@L_S I’m open to discussing it but lets transfer this discussion to the AUR package page. But, I doubt we can find a middle ground. Every user will have a different need for his GPU. The only easy way to cover all cases is to include the whole amdgpu stack (which is what opencl-amd and opencl-amd-dev does)
However it would be helpful to understand why Blender 3.2 needs rocm-llvm but the previous versions didn’t, so we can make the better decision.
I think amdgpu-install users still have a 4GB install size?
I’m not at my PC now but I think amdgpu-install is about 16GB+. Maybe someone using Ubuntu and amdgpu stack can verify.

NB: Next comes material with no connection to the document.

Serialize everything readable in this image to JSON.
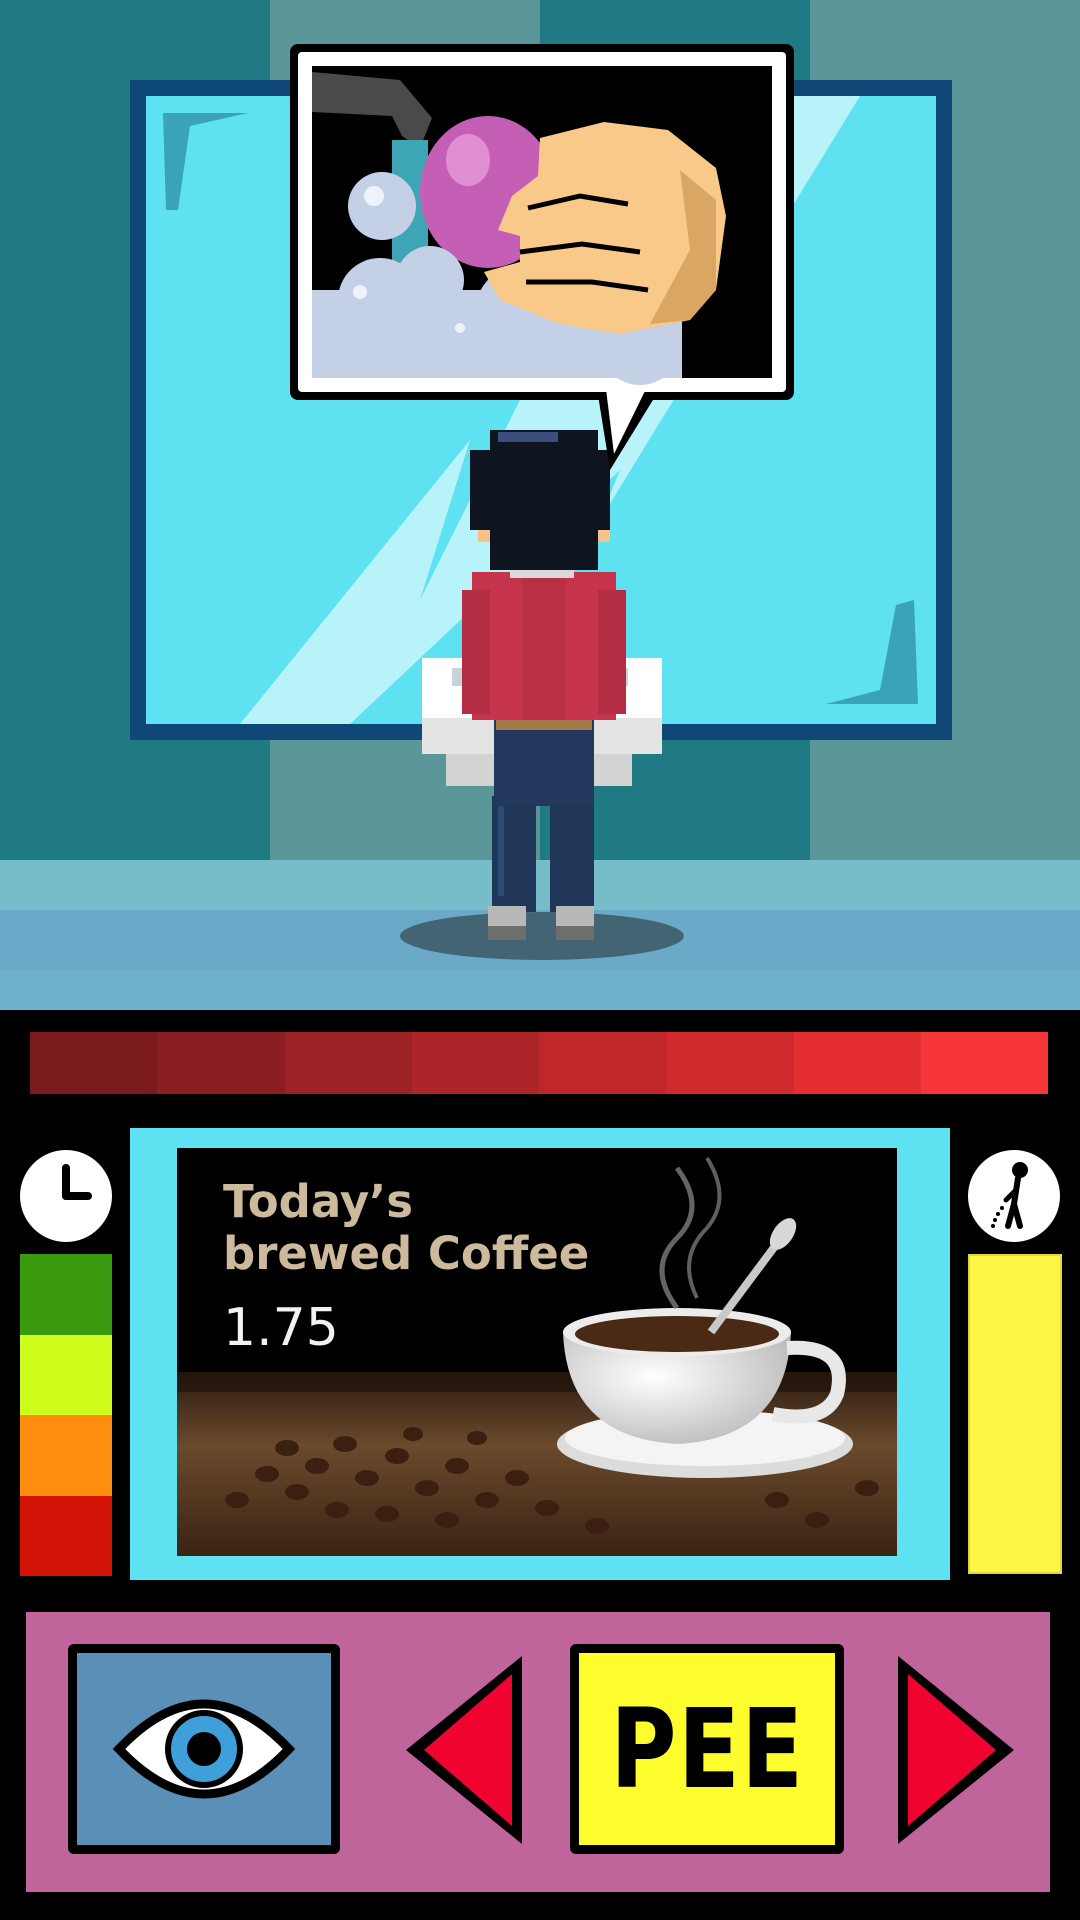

It’s a problem with Arch’s Blender package I believe. I ran into the same issue, the official binaries from blender.org worked just fine with opencl-amd. I guess the official package ships with precompiled kernels while the Arch package doesn’t.
Thanks for the info you are 100% correct! I removed opencl-amd-dev and the official packaged blender 3.2 version renders in Cycles fine without kernel compilation (also deleted the kernel the arch packaged blender made).
HIP on Vega linux hasn’t been addressed yet but as noted in the meeting notes, Vega (And Vega II aka Radeon 7) support is looking good for 3.3 on windows. We’ll push a change in a week or two.
That’s good news for any Windows users out there.
What about Vega on Linux and HIP kernel build issues with Rocm 5.1.3? Vega is unsupported with proprietary drivers as well.
So basically, polaris architecture has HIP supporte but Cycles doesn’t support polaris architecture, right? If polaris support doesn’t happen, it means that we’re stuck in Blender 2.93 until we made a GPU upgrade? just trying to understand fr
However, it is important to point out something. Polaris supports HIP, but it is no longer officially supported in recent versions of HIP, like the one used by Blender/Cycles. And as such I believe it is unlikely that the Blender foundation will enable Polaris support in Cycles.
This is really sad news It’ll be some years untill I’ll be able to invest into a new gpu card. I hope the landscape will be different and whatever I buy has support for more years.
Hey, I got a AMD Radeon RX 5700 XT. Back when Blender still used OpenCL, GPU render worked okay, albeit only slightly faster than my Ryzen 7 3700X. Now, I cannot seem to get HIP to work. I’m on Fedora. I installed the latest driver built for RHEL (a relative of Fedora) because they don’t package it for Fedora. I had to hack my way through it, but managed to get HIP libraries installed. I open Blender’s settings and see that my card is not detected. For a sanity check, I built Blender 3.3 from source with HIP explicitly enabled in Cmake. Still, nada. Is AMD gonna fix their trash and maybe move their drivers from RHEL (a dead platform) over to Fedora?
I’ve built Blender-git 3.3 Alpha from AUR with these changes and with proprietary HIP driver and mesa driver, and it works. I’ve rendered a textureless model, but it errors when I try to render a model with materials. It also worked in CPU+GPU mode, and so far Vega 64 is ~2.5 times faster than rendering on 5800X.
Should I report the material render bug somewhere or are you aware of it?
Be aware that even if you get HIP working in Blender, it’s kinda broken on RDNA1 GPUs right now and will require a driver update to work properly. No ETA though, sadly.
This sucks I tried getting the driver to install for over an hour on Fedora. IG it’s a good thing I couldn’t get it to, because I probably would have been even more disappointed. Do you know of any communication channels with AMD where we might be able to check up on their progress?